Lionel Messi won't keep his record, most likely, as a 27-year-old Paris native called Mbappé is tied for fourth in this astoundingly talented pool of athletes with a long career ahead.
Bear in mind this data is being spouted by a midcentury-modern old queer guy who loves baseball since the 1969 Miracle Mets shat on the Orioles in game seven of the misnamed World Series, grew up in the fatherland of high-school football mania (Friday Night Lights was a documentary, people), and eschews all television...and I still know this stuff. Soccer has come a very very long way in the US since 1994 when MLS was first organized after the first-ever US-hosted World Cup.
Author Tenorio traces the growth of the sport through the lens of Messi's career. As a huge media market, the US has been the Great White Whale of soccer forever. It's been the Messi years that have turbocharged the sport's rise here. Politics, logistics, demographics, marketing are all discussed by sports journalist Tenorio as he brings all the relevant developments and history together for future fans.
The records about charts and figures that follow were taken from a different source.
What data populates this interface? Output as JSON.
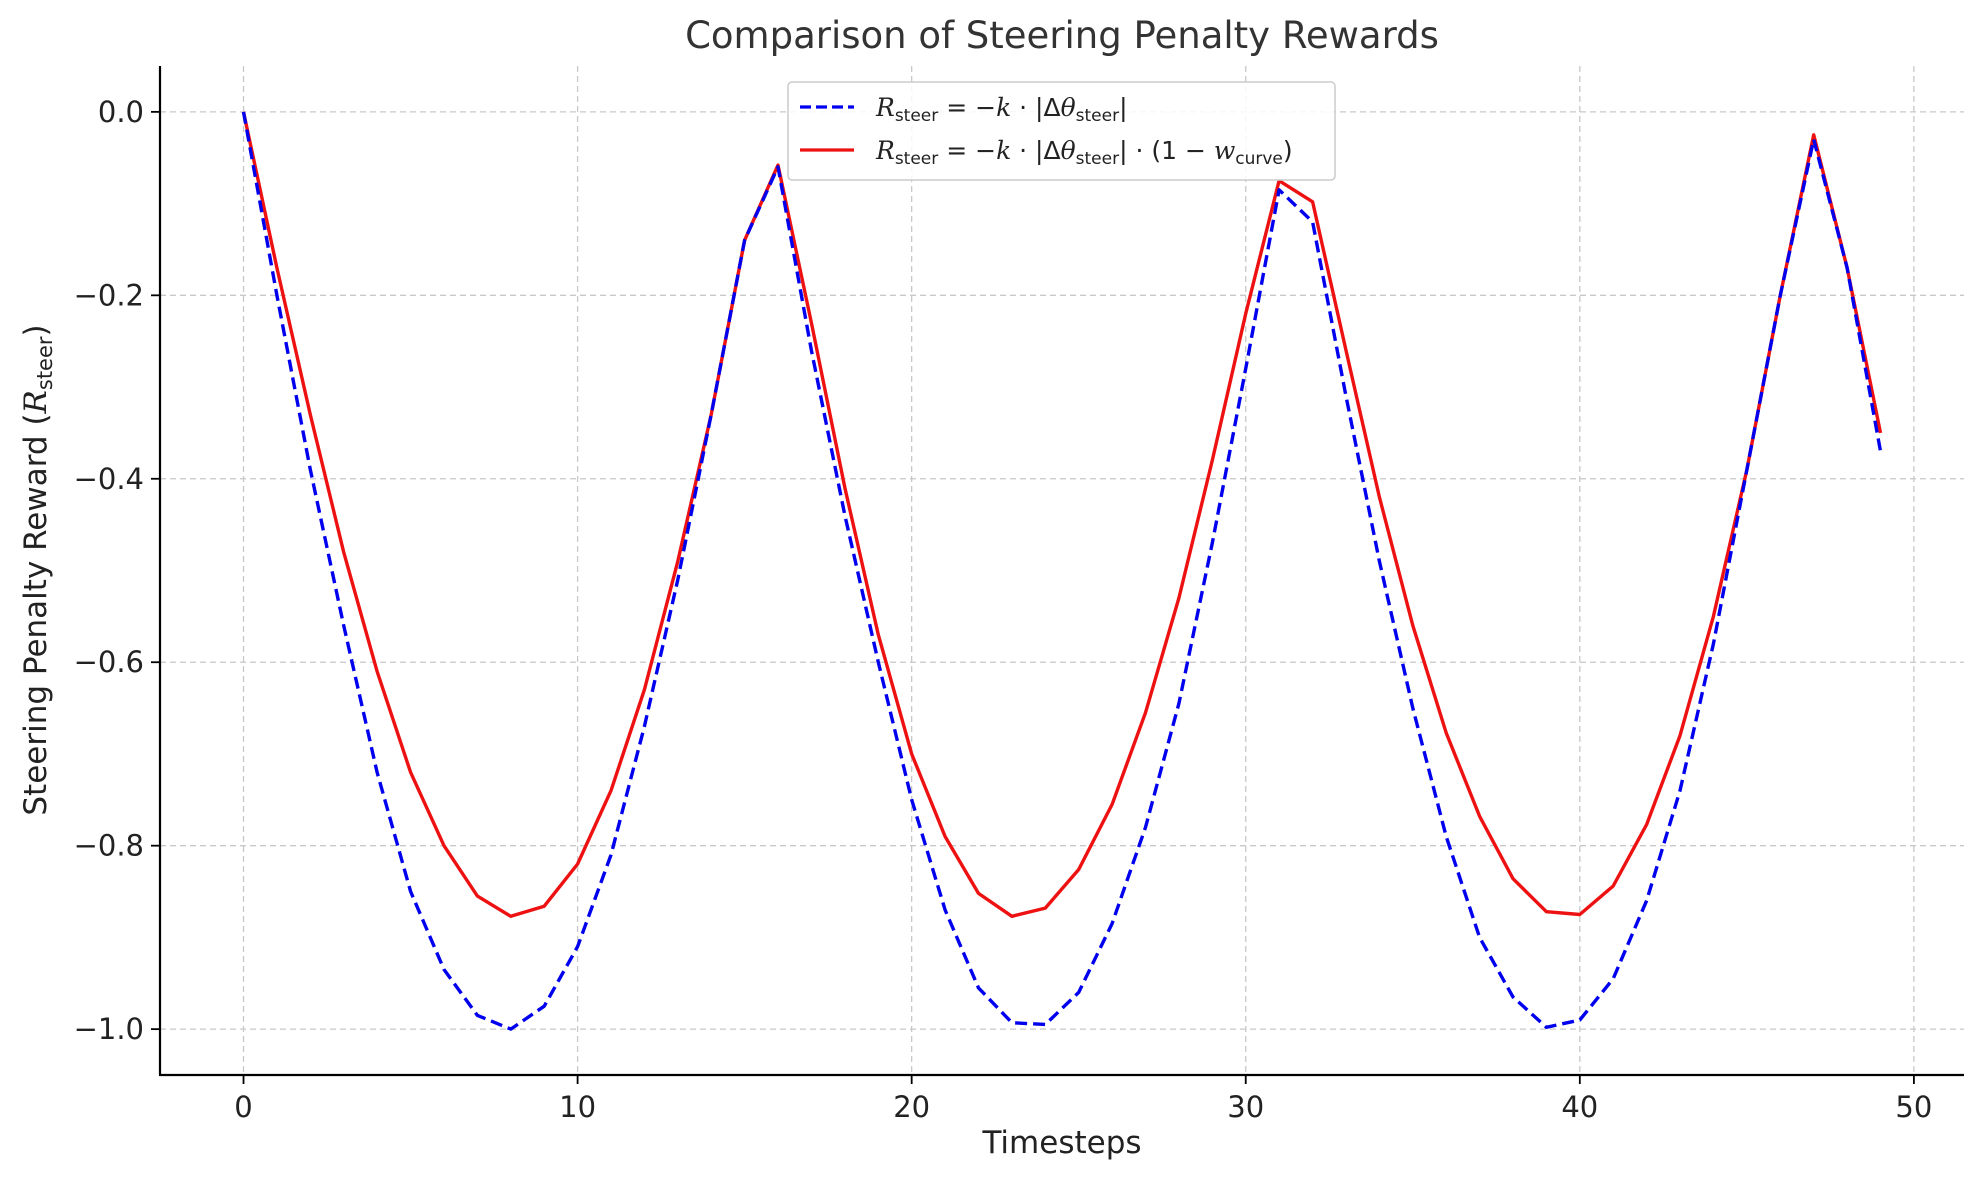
{
  "chart_data": {
    "type": "line",
    "title": "Comparison of Steering Penalty Rewards",
    "xlabel": "Timesteps",
    "ylabel": {
      "main": "Steering Penalty Reward (",
      "symbol": "R",
      "subscript": "steer",
      "close": ")"
    },
    "xlim": [
      -2.5,
      51.5
    ],
    "ylim": [
      -1.05,
      0.05
    ],
    "xticks": [
      0,
      10,
      20,
      30,
      40,
      50
    ],
    "yticks": [
      0.0,
      -0.2,
      -0.4,
      -0.6,
      -0.8,
      -1.0
    ],
    "xtick_labels": [
      "0",
      "10",
      "20",
      "30",
      "40",
      "50"
    ],
    "ytick_labels": [
      "0.0",
      "−0.2",
      "−0.4",
      "−0.6",
      "−0.8",
      "−1.0"
    ],
    "grid": true,
    "legend_position": "top-center",
    "x": [
      0,
      1,
      2,
      3,
      4,
      5,
      6,
      7,
      8,
      9,
      10,
      11,
      12,
      13,
      14,
      15,
      16,
      17,
      18,
      19,
      20,
      21,
      22,
      23,
      24,
      25,
      26,
      27,
      28,
      29,
      30,
      31,
      32,
      33,
      34,
      35,
      36,
      37,
      38,
      39,
      40,
      41,
      42,
      43,
      44,
      45,
      46,
      47,
      48,
      49
    ],
    "series": [
      {
        "name": "R_steer = −k·|Δθ_steer|",
        "legend": {
          "lhs": "R",
          "lhs_sub": "steer",
          "eq": " = −",
          "k": "k",
          "dot": " · |Δ",
          "theta": "θ",
          "theta_sub": "steer",
          "tail": "|"
        },
        "color": "#0000ee",
        "style": "dashed",
        "values": [
          0.0,
          -0.2,
          -0.39,
          -0.56,
          -0.72,
          -0.85,
          -0.935,
          -0.985,
          -1.0,
          -0.975,
          -0.91,
          -0.81,
          -0.67,
          -0.51,
          -0.33,
          -0.14,
          -0.06,
          -0.26,
          -0.44,
          -0.6,
          -0.75,
          -0.87,
          -0.955,
          -0.993,
          -0.995,
          -0.96,
          -0.885,
          -0.78,
          -0.645,
          -0.47,
          -0.28,
          -0.085,
          -0.12,
          -0.31,
          -0.49,
          -0.65,
          -0.79,
          -0.9,
          -0.965,
          -0.998,
          -0.99,
          -0.945,
          -0.86,
          -0.74,
          -0.58,
          -0.39,
          -0.2,
          -0.03,
          -0.17,
          -0.37
        ]
      },
      {
        "name": "R_steer = −k·|Δθ_steer|·(1−w_curve)",
        "legend": {
          "lhs": "R",
          "lhs_sub": "steer",
          "eq": " = −",
          "k": "k",
          "dot": " · |Δ",
          "theta": "θ",
          "theta_sub": "steer",
          "tail": "| · (1 − ",
          "w": "w",
          "w_sub": "curve",
          "close": ")"
        },
        "color": "#ee1111",
        "style": "solid",
        "values": [
          0.0,
          -0.17,
          -0.33,
          -0.48,
          -0.61,
          -0.72,
          -0.8,
          -0.855,
          -0.877,
          -0.866,
          -0.82,
          -0.74,
          -0.63,
          -0.49,
          -0.33,
          -0.14,
          -0.058,
          -0.23,
          -0.41,
          -0.57,
          -0.7,
          -0.79,
          -0.852,
          -0.877,
          -0.868,
          -0.826,
          -0.755,
          -0.655,
          -0.53,
          -0.38,
          -0.22,
          -0.075,
          -0.098,
          -0.26,
          -0.42,
          -0.56,
          -0.677,
          -0.768,
          -0.836,
          -0.872,
          -0.875,
          -0.844,
          -0.777,
          -0.68,
          -0.55,
          -0.39,
          -0.2,
          -0.025,
          -0.17,
          -0.35
        ]
      }
    ]
  }
}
As with all human endeavors, the gigantic oceans of cash sloshing into the World Cup's governing body has led to breathtaking corruption and appalling capitulation to moneyed interests' importuningsfor more and more and more of a share in the pilf. There has never been another way for it to be, so of course it's what's happening now. (Eg, the water breaks making Fox/Disney very very very rich.) Author Tenorio doesn't gloss over greed. Messi's career as his lens means he's got a lot of time-relevant data about scandals galore. The FIFA Peace Prize, anyone?
A lovely gift for your newly minted soccer/football fan, one that will catch them up on why the US seems finally-at-last to be getting on the global sports train. I will not be dull, if this read is any indicator.